China has largely contained the coronavirus pandemic, and a large-scale vaccination drive is soon to be rolled out nationwide. After achieving 6.5 percent real GDP growth in the fourth quarter of 2020, the IMF forecasts that the Chinese economy will accelerate by 8.2 percent this year, which, if realized, will catapult China's economy to the size of $17 trillion.
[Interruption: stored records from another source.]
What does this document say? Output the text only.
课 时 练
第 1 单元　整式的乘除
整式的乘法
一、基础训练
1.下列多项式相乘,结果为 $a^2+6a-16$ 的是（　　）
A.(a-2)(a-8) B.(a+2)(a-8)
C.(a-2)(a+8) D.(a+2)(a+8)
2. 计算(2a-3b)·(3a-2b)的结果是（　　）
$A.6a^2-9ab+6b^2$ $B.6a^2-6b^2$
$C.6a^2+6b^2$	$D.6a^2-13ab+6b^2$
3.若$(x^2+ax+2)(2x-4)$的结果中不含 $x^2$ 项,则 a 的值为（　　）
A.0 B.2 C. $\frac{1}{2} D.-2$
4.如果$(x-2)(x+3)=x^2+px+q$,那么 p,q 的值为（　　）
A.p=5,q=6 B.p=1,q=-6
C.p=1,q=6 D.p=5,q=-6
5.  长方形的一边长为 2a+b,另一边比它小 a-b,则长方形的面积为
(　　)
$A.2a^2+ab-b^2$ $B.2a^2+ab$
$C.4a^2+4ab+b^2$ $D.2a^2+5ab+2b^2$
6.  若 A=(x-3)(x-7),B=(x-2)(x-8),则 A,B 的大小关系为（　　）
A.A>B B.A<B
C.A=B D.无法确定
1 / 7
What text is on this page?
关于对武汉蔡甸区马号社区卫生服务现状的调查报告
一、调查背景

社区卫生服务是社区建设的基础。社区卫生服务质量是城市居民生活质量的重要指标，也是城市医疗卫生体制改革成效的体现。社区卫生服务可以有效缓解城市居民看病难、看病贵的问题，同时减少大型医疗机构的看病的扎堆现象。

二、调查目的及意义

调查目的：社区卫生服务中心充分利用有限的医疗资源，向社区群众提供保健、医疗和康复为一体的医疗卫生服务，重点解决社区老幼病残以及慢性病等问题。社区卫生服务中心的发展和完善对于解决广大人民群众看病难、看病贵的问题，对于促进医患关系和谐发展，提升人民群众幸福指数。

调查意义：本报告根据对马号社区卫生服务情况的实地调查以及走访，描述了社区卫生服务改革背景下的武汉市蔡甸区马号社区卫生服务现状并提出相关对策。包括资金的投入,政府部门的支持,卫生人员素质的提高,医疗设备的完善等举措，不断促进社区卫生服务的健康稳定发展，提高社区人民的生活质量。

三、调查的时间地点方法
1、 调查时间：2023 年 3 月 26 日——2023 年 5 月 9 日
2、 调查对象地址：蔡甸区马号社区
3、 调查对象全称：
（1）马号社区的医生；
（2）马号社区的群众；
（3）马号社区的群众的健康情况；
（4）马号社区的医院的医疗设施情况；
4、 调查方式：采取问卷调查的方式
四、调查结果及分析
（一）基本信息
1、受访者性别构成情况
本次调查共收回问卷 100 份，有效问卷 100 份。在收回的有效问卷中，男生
Accompanying the strong economy, major Chinese companies and tech startups - representing the fastest growth of the country's "new infrastructure, new energy and new (internet-based) retail" crusade - are expected to gain substantially in stock values. Business profits of these industrial lines will pick up once Chinese people rack up spending and foreign demand for Chinese goods rises too. Many Chinese companies merit attention from global investors. New industrial sectors such as clean energies, AI and robotics, online education, and e-commerce are poised to gain greater market share. 
Impressed by China's performance in curbing the COVID-19 crisis and attracted by its rosy economic prospects, torrents of overseas capital including private equity funds, hedge funds, and insurance funds, are swarming to invest in Chinese shares via the Hong Kong-mainland "stock connect" scheme. 
Data shows overseas investments in Chinese stocks have now amounted to more than 2 trillion yuan. The trend is predicted to continue, with a recent HSBC survey of big global investors finding 71% of those who invest in stocks plan to increase their Chinese mainland portfolio.
Hong Kong, recognized globally as a premium financial hub, will continue to remain an indispensable gateway for onshore and offshore funds seeking a springboard into the mainland. Currently, Chinese mainland companies have accounted for 52 percent of the 2,500-odd listed companies in the city, including star companies such as Tencent, Alibaba, Xiaomi, Meituan, and JD.com. Didi Chuxing plans to list in the city this year. 
If the US government continues to pressure Chinese companies to delist from the US market - as was the case with China Mobile, China Unicom, and China Telecom, which were all ordered to stop trading at the US market - more Chinese traded companies will move back home, and the rising number of quality IPOs on this market will fortify Hong Kong, Shanghai, and Shenzhen as the 21-century global financial centers.